Personal information
- National team: Japan
- Born: 24 July 1996 (age 29) Chigasaki, Kanagawa Prefecture, Japan
- Height: 1.60 m (5 ft 3 in)

Sport
- Sport: Swimming
- Strokes: Synchronized swimming

Medal record
Women's synchronized swimming
Representing Japan
Olympic Games
| Bronze medal – third place | 2016 Rio de Janeiro | Team |
World Championships
| Bronze medal – third place | 2015 Kazan | Team Technical Routine |
| Bronze medal – third place | 2015 Kazan | Free Routine Combination |
| Bronze medal – third place | 2017 Budapest | Team technical routine |
| Bronze medal – third place | 2017 Budapest | Free routine combination |
Asian Games
| Silver medal – second place | 2018 Jakarta | Team Routine |

= Kano Omata =

Japanese synchronized swimmer

Kano Omata (小俣 夏乃, Omata Kano) is a Japanese competitor in synchronized swimming.

== Early life and education ==
Omata was born in Chigasaki, Kanagawa, on 24 July 1996. She graduated from Asao Hugh School in Kawasaki in 2015.

Omata attended Kokushikan University in Setagaya, Tokyo, and graduated with an undergraduate degree from the Faculty of Physical Education in 2019, and a graduate degree from the Graduate School of Sports and Systems in 2021.

== Career ==

=== World Junior Championships ===
Yoshida won a silver at the 2012 FINA World Junior Synchronised Swimming Championships, and 1 gold and 2 silvers at the 2014 FINA World Junior Synchronised Swimming Championships.

=== World Championships ===
Yoshida won 2 bronze medals at the 2015 World Aquatics Championships, in the Team Technical Routine and Free Routine Combination events.

=== Japan Open ===
Omata was part of the a Japanese synchronised swimming team which beat 19 other countries to win the 2017 Japan Open Synchronised Swimming Championships title in the technical routine event.

=== Japan Championships ===
Omata won the solo competition at the Japan Artistic Swimming Championships in 2020.

=== Semi-retirement ===
Omata retired from active regular competition in 2020, but competed in 5 events in the 2023 World Masters Swimming Championships in Fukuoka, Japan.

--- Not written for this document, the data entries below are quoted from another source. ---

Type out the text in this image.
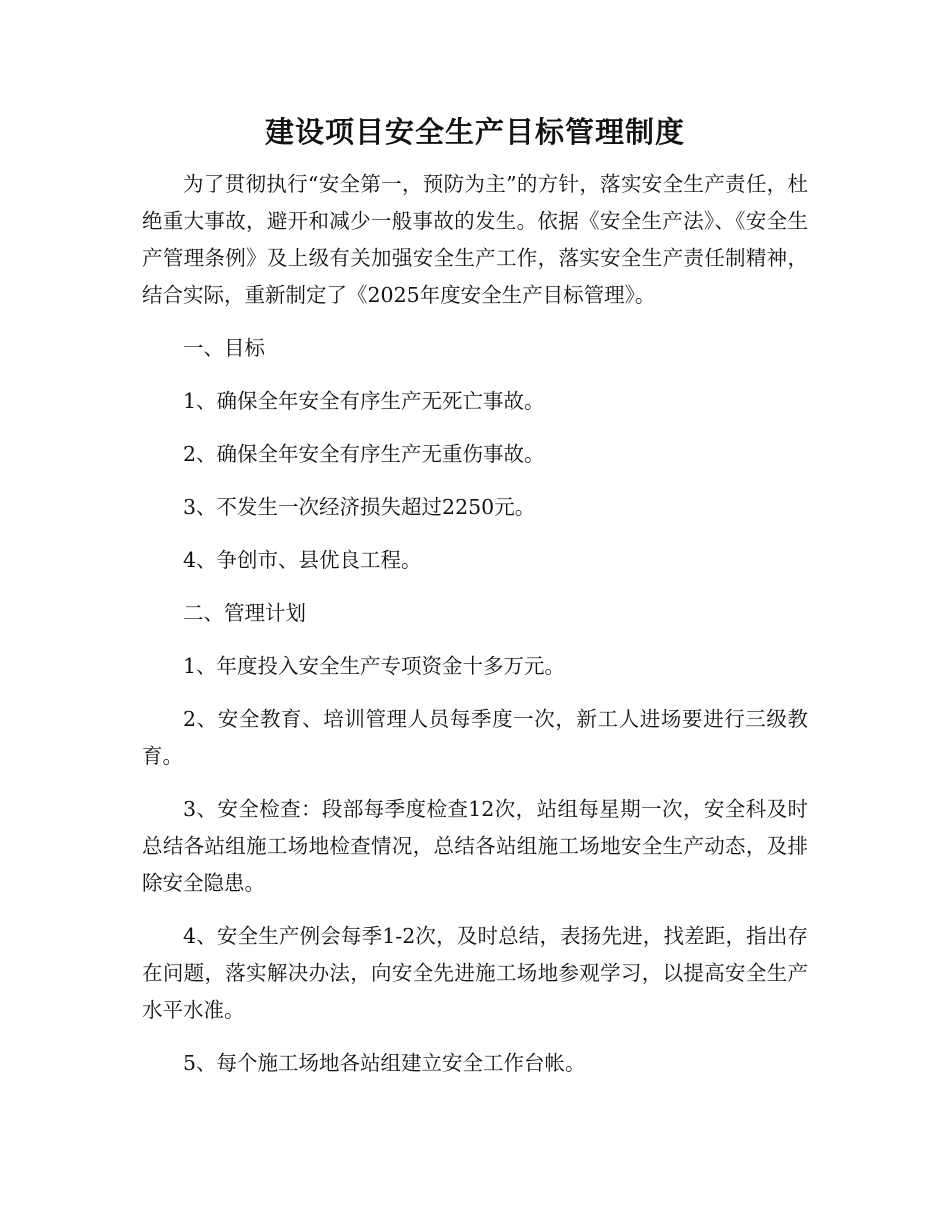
建设项目安全生产目标管理制度

为了贯彻执行“安全第一，预防为主”的方针，落实安全生产责任，杜绝重大事故，避开和减少一般事故的发生。依据《安全生产法》、《安全生产管理条例》及上级有关加强安全生产工作，落实安全生产责任制精神，结合实际，重新制定了《2025年度安全生产目标管理》。

一、目标

1、确保全年安全有序生产无死亡事故。

2、确保全年安全有序生产无重伤事故。

3、不发生一次经济损失超过2250元。

4、争创市、县优良工程。

二、管理计划

1、年度投入安全生产专项资金十多万元。

2、安全教育、培训管理人员每季度一次，新工人进场要进行三级教育。

3、安全检查：段部每季度检查12次，站组每星期一次，安全科及时总结各站组施工场地检查情况，总结各站组施工场地安全生产动态，及排除安全隐患。

4、安全生产例会每季1-2次，及时总结，表扬先进，找差距，指出存在问题，落实解决办法，向安全先进施工场地参观学习，以提高安全生产水平水准。

5、每个施工场地各站组建立安全工作台帐。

She competed in the duet (technical routine), team (technical routine, free routine), and solo (technical routine, free routine) events, winning gold in all three events.

== Personal life ==
After graduating from Kokushikan University, Yoshida joined the university as a staff member. She is working with the synchronized swimming club to pass on her skills to future athletes.